Nationwide, deaths by suicide among young people increased by 62% from 2007 through 2021, according to research by the Centers for Disease Control and Prevention. The rate has spiked among those ages 20 to 24 since the pandemic but had been trending upward overall since the early to mid 2000s.
In 2021, suicide was the second-leading cause of death for people between 10 and 24, while homicide was the third leading cause, the study found.
Health experts on Long Island said the findings point to a long-standing mental health crisis among the young, likely charged by the pandemic and the soaring popularity of social media.
“A lot of that is attributable to the disruptions caused by COVID and the fact that we were all too happy to proclaim the pandemic over without fully appreciating the long-term consequences, particularly for kids," said Jeffrey Reynolds, president and CEO of Garden City-based Family and Children’s Association, a nonprofit that includes services such as a youth mental health program.
"There's no vaccine for anxiety or depression," Reynolds added, "and while there are well worn strategies for care, mental health services remain out of reach for too many.”
Even before the pandemic, suicide among youth had been a growing concern.
From 2001 through 2007, the suicide rate for youth between 10 to 14 declined.
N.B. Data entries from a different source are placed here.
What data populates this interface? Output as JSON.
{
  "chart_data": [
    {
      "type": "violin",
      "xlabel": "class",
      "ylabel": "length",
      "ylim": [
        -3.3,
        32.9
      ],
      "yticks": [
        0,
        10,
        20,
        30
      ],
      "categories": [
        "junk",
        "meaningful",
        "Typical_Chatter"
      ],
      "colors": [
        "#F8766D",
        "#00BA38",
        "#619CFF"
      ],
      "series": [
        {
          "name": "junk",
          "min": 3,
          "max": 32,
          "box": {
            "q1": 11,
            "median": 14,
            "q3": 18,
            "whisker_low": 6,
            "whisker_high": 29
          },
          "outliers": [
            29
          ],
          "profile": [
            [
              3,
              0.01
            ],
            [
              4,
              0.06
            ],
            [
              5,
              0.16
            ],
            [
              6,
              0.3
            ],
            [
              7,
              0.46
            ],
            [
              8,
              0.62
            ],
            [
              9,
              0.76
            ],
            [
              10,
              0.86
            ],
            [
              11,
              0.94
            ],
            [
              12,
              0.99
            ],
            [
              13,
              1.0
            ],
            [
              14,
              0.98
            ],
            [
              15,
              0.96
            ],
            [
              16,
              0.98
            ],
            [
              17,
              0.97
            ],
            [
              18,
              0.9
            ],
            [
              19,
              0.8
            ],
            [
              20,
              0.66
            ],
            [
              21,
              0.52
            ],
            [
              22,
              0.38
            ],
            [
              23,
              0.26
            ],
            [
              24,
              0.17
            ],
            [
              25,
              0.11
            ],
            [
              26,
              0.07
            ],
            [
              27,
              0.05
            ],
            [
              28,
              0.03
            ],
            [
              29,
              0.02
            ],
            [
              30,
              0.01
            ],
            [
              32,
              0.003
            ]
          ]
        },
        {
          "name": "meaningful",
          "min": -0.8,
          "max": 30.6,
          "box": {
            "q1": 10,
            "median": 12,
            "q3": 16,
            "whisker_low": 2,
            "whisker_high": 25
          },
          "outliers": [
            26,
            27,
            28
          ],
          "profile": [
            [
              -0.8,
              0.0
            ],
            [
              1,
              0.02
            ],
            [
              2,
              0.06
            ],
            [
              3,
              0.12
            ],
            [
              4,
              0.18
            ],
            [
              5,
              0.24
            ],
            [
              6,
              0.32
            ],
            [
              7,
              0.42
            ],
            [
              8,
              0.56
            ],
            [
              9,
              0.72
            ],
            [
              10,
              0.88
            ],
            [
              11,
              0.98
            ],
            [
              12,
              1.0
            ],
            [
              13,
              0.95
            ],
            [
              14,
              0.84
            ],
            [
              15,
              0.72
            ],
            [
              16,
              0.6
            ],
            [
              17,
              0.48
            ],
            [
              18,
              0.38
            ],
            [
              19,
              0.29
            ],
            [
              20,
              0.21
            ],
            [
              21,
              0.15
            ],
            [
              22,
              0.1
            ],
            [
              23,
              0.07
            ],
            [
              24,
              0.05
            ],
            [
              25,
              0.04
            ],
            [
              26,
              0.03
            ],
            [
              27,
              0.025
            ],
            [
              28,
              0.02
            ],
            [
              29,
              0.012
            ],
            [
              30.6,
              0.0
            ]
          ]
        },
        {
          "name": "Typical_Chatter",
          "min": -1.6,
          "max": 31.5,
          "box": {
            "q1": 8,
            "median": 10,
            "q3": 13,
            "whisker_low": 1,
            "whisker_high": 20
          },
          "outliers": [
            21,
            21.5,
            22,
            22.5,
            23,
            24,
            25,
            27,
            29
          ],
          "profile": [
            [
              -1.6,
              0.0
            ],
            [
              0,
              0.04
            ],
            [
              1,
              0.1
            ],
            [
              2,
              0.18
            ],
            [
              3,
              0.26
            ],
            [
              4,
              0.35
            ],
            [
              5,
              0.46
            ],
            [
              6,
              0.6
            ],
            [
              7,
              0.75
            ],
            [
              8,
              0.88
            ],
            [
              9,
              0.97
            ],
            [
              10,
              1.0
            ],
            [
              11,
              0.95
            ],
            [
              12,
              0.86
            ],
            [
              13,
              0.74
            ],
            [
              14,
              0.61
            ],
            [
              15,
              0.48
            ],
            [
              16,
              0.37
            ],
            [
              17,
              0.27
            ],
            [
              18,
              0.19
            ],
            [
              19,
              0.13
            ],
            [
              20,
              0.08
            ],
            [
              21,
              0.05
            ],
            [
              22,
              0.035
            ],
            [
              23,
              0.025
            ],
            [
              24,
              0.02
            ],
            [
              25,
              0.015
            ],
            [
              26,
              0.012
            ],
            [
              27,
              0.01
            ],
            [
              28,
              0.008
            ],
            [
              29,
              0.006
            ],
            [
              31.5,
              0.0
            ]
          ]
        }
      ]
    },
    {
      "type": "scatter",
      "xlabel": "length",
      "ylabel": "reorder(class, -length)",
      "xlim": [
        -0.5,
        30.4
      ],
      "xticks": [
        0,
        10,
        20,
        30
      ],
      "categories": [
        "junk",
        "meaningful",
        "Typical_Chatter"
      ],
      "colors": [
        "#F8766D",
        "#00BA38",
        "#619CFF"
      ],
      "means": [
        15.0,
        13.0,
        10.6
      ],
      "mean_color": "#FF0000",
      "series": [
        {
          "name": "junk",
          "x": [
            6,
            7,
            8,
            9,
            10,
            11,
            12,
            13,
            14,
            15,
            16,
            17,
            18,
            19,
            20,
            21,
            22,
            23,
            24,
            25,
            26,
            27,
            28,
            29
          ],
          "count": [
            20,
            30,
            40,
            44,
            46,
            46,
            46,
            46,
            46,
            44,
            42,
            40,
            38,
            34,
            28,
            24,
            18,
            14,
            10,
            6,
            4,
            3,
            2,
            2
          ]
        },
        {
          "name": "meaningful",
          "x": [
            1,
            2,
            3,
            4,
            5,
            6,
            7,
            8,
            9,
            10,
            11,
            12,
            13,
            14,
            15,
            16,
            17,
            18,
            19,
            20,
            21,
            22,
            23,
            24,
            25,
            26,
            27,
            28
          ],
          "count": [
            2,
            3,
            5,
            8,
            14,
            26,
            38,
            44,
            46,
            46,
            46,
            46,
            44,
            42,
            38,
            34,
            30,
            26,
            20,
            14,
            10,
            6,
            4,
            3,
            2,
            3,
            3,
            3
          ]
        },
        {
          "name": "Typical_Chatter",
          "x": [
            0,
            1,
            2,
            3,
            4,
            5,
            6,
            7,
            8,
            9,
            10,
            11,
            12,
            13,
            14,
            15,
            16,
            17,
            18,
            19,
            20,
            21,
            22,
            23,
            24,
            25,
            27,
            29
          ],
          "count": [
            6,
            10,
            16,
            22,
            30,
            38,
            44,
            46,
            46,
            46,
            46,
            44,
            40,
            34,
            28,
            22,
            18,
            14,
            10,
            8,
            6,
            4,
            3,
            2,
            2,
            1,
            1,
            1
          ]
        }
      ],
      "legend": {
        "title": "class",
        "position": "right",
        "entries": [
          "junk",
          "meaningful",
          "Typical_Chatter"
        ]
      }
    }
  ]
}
But it tripled from 2007 to 2018, moving from 0.9 deaths per 100,000 to 2.9, the CDC said.
For those aged 15 through 19, the suicide rate showed no significant changes between 2001 and 2009. From 2009 to 2017, according to the study, it increased 57%. It didn’t significantly change from 2017 to 2021, the study said.
The rate for people between 20 and 24 who died by suicide increased 63% between 2007 and 2021. according to the CDC.
Colleen Merlo, chief executive of the Association for Mental Health and Wellness in Ronkonkoma, said social media can't fill the void of in-person connections.
“We think a young person, because they’re posting pictures and they look like they’re really outgoing and having fun and smiling, that they are doing OK,” she said. “And we are missing the fact that behind those pictures, they're in a lot of pain, and have a lot of self-esteem issues.”
Wilfred Farquharson IV, a licensed psychologist and director of the Child and Adolescent Behavioral Health Ambulatory Services at Stony Brook Medicine, said normalizing mental health care and public health education is vital.
Young people sometimes show symptoms of distress before they begin to think about suicide, Farquharson said. They need to be able to reach out to teachers, clergy or other people to point them in the right direction.
The numbers outlined in the report offer "an opportunity to start talking with young people of all levels and all ages, about mental health, about emotions, about behaviors, about noticing that there's a variety of outlets."
Anyone in need can call 988, the Suicide & Crisis Lifeline.